Special Update! The New York Times website does this same exercise every Monday with a news photo that is uncaptioned and contains no text (click!). The Times asks viewers the same three questions:
- What is going on in this picture?
- What do you see that makes you say that?
- What more can you find?
However, at the end of the week, the Times posts the background information on the picture. So, I’ve decided to do the same. I’ll still post an unlabeled piece of art on Thursday. But return on Sunday (for the Sunny Sundays post!) and you’ll find an update on the artwork here.
Note: To embiggen the image, click on it!
[View of a Bridge leading to a House over a Body of Water]
Artist: Adolf de Meyer (American (born France), Paris 1868–1946 Los Angeles, California)
Date: 1900
Medium: Gelatin silver print
Dimensions: 10.1 x 19.8 cm. (4 x 7 13/16 in.)
Classification: Photographs
The slight arch to the bridge, as well as some of the architectural features of the house, make me think this is Japan. And it’s provocative that the sky and the water are the same light grey, no telling where one ends and the other begins.
I agree with Tarona… the mood is very ethereal with the water and the sky one amassed gray wash.
Everyone has this wrong, or maybe they’re too young to know. This is a still from a Twilight Zone TV episode where people walked across this bridge, entered the house, and never came out again. An investigator went to, well, investigate, and when he opened the front door saw that the house was filled with beetles, rats and other vermin, who all swarmed over him as they live off of human flesh . The episode ended with Rod Serling sitting on an easy chair in the middle of the front room, surrounded by these creepy animals, as he gave the closing argument/deduction .
What is going on in this picture?
– Nothing seems to be going on, and maybe that’s the point.

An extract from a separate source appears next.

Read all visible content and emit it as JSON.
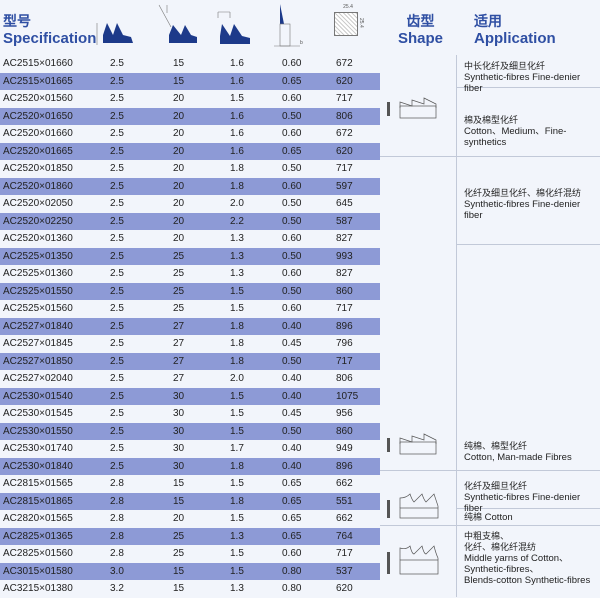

What do you see that makes you say that?
– I can’t even see a ripple on the water. Every thing is still, and I agree with one of the other comments that says it’s eerie to find there’s no differentiation between the water and the sky.
What more can you find?
– The right half of the picture is dominated by dark, close-up forest, which gets darker the closer it gets to the right side of the picture’s edge. The house, especially the roof, stands out with it’s lighter shades. So when you cross the bridge from the right to the left you’re entering more light. But if you cross the bridge from the left to the right, you’re heading into some dark territory.